🤖 AI Summary
Existing Transformer-based approaches for video action prediction rely on pixel-level attention, which lacks high-level semantic modeling, struggles to capture latent intentions, and is prone to overfitting to historical visual cues, thereby limiting generalization. To address these limitations, this work proposes an Action-Guided Attention (AGA) mechanism that explicitly incorporates the predicted action sequence into the attention computation as a guiding signal for both queries and keys. This enables the model to focus on past video segments most relevant to future actions and integrates current frame information through a gating function. The proposed method not only enhances semantic understanding and generalization in action prediction—demonstrating stable performance from the validation set to unseen test sets on the EPIC-Kitchens-100 benchmark—but also facilitates interpretable analysis of the learned action dependencies and counterfactual evidence.
📝 Abstract
Anticipating future actions in videos is challenging, as the observed frames provide only evidence of past activities, requiring the inference of latent intentions to predict upcoming actions. Existing transformer-based approaches, which rely on dot-product attention over pixel representations, often lack the high-level semantics necessary to model video sequences for effective action anticipation. As a result, these methods tend to overfit to explicit visual cues present in the past frames, limiting their ability to capture underlying intentions and degrading generalization to unseen samples. To address this, we propose Action-Guided Attention (AGA), an attention mechanism that explicitly leverages predicted action sequences as queries and keys to guide sequence modeling.

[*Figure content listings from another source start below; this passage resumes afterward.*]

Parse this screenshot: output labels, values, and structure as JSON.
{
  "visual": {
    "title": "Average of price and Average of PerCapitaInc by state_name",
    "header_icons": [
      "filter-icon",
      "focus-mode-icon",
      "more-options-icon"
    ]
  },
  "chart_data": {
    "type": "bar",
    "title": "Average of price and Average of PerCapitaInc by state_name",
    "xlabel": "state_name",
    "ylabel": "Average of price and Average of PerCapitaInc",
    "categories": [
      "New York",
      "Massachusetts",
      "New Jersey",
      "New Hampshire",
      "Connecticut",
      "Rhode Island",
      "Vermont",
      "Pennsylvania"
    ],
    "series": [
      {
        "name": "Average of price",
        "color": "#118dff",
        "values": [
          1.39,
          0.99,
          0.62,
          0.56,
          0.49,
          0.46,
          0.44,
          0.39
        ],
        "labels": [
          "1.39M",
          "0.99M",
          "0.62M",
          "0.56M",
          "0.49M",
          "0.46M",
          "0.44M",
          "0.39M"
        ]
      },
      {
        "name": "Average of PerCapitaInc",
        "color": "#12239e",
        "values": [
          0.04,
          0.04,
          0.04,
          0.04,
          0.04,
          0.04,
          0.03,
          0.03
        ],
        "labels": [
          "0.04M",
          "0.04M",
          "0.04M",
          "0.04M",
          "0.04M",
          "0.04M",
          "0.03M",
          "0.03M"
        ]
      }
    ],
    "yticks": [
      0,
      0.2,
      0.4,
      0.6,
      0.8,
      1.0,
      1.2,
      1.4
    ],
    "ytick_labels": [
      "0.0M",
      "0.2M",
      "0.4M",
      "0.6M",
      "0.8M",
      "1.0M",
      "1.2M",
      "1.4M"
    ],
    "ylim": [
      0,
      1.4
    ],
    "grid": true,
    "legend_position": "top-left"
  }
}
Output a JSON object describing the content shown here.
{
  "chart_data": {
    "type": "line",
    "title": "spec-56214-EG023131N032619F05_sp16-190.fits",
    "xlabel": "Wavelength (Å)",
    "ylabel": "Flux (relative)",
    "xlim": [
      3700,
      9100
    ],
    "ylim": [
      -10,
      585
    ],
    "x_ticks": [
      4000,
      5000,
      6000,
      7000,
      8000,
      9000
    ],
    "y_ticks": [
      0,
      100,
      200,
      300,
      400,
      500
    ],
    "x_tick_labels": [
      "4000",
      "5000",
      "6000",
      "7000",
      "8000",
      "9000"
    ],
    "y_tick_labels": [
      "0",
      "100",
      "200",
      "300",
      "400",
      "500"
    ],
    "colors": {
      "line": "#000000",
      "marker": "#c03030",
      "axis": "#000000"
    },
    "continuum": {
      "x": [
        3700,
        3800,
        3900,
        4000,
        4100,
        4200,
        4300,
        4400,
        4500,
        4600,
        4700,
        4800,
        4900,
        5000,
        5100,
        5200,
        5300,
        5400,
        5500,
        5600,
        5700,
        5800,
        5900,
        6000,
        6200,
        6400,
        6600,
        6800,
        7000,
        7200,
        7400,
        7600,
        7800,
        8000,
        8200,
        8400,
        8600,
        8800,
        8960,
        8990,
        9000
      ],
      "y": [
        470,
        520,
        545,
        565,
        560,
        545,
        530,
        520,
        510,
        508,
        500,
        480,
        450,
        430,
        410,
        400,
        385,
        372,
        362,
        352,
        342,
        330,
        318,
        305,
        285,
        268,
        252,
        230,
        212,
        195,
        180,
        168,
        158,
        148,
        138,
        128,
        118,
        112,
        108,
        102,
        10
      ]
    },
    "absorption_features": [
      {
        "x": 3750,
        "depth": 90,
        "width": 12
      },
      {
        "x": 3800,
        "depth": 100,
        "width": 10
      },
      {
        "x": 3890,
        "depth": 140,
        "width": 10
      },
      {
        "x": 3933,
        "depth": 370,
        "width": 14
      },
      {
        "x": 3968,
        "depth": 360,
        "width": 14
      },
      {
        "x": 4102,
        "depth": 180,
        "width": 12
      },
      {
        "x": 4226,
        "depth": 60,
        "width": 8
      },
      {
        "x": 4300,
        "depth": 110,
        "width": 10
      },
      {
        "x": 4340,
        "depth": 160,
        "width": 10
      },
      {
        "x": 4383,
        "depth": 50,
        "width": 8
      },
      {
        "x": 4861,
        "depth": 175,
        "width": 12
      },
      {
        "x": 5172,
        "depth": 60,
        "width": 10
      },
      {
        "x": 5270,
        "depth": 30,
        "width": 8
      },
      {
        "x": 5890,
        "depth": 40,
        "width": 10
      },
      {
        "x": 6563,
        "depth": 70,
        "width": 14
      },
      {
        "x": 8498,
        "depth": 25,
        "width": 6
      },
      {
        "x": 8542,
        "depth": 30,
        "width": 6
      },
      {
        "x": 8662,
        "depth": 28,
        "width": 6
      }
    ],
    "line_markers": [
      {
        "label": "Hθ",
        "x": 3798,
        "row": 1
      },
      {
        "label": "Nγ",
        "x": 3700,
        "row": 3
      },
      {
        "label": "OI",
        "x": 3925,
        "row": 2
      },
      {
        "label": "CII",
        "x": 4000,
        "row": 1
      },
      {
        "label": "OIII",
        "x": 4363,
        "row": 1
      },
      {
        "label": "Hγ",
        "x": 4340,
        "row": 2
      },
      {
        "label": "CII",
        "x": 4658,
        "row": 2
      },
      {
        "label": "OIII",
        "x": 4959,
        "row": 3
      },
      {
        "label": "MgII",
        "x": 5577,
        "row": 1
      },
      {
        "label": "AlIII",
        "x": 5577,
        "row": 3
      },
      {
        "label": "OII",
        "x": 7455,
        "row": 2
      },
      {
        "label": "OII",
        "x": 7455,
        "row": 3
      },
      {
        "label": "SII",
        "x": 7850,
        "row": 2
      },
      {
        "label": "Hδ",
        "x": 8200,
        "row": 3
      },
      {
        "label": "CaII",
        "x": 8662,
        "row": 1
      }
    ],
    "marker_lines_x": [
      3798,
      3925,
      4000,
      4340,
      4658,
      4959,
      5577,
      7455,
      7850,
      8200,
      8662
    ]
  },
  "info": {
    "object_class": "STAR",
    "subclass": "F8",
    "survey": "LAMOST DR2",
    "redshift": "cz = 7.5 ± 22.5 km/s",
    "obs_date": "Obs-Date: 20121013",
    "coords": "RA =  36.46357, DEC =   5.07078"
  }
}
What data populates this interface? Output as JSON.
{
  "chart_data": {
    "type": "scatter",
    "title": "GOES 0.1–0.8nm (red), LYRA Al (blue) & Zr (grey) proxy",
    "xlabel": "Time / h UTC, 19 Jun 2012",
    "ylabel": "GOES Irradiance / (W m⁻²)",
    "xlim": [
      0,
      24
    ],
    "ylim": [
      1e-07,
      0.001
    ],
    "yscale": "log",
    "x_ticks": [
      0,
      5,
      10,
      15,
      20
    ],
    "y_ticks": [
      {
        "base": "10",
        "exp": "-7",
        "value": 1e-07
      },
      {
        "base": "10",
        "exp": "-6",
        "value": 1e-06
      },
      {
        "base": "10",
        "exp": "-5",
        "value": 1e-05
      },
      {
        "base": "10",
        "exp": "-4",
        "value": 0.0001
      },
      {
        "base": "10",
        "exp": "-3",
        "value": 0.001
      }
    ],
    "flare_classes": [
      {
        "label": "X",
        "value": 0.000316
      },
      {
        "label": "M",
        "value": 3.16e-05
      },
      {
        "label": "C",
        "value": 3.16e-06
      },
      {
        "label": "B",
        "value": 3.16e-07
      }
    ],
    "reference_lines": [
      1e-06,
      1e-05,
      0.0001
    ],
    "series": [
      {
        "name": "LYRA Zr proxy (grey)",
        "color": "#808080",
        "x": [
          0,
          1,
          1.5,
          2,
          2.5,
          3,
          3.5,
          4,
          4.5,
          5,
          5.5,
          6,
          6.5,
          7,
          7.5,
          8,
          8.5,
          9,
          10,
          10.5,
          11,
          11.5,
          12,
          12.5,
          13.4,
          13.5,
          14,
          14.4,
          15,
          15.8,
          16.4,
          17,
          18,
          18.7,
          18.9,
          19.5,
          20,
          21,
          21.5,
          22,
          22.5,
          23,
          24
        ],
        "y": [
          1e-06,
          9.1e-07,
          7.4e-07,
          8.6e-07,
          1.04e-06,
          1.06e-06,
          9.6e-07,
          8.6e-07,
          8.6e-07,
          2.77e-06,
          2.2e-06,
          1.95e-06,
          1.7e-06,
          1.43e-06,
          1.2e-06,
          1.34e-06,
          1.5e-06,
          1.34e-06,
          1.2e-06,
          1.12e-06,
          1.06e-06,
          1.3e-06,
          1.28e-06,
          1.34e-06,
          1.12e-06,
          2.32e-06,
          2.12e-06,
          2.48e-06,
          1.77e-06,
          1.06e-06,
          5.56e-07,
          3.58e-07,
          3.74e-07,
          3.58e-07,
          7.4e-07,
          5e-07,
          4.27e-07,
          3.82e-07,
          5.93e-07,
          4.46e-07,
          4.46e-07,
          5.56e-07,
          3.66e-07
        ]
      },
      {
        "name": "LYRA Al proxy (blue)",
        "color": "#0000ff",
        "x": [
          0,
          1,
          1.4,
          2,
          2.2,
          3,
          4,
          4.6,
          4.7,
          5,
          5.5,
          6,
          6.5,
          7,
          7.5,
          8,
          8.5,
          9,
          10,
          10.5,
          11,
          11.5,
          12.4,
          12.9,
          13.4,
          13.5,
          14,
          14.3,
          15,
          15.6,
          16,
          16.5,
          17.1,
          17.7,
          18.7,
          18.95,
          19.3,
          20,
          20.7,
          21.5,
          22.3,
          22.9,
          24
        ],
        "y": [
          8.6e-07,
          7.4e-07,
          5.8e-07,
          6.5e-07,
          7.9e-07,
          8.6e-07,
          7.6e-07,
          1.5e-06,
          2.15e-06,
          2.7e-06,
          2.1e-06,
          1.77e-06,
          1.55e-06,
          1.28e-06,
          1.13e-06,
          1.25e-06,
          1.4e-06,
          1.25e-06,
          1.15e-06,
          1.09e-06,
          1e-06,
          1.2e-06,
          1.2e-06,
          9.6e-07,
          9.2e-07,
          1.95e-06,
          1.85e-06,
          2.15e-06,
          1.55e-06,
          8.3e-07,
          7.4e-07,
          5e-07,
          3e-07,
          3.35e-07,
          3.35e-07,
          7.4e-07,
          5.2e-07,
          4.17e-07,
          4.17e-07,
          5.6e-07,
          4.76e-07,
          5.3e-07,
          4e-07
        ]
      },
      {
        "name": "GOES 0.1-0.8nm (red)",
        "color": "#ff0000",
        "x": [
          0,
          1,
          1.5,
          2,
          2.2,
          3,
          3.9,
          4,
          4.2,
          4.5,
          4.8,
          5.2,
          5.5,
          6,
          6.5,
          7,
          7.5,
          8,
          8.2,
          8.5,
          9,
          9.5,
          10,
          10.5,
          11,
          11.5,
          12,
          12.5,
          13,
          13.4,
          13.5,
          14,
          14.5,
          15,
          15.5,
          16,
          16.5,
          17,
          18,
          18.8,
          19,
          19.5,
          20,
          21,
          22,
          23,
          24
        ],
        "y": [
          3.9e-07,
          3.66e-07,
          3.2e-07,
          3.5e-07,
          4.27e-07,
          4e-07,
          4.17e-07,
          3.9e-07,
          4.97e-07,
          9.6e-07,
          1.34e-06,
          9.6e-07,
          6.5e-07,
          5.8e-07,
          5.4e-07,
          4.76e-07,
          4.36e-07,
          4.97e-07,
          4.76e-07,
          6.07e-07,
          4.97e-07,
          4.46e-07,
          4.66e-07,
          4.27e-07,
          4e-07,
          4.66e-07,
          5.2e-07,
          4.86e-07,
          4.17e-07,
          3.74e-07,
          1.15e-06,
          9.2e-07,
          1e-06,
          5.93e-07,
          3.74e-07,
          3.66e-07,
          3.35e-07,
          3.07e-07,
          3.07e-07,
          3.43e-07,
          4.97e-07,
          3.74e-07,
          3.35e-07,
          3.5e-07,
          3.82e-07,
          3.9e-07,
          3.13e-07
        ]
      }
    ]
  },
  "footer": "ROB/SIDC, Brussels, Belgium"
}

Our approach fosters the attention module to emphasize relevant moments from the past based on the upcoming activity and combine this information with the current frame embedding via a dedicated gating function. The design of AGA enables post-training analysis of the knowledge discovered from the training set. Experiments on the widely adopted EPIC-Kitchens-100 benchmark demonstrate that AGA generalizes well from validation to unseen test sets. Post-training analysis can further examine the action dependencies captured by the model and the counterfactual evidence it has internalized, offering transparent and interpretable insights into its anticipative predictions.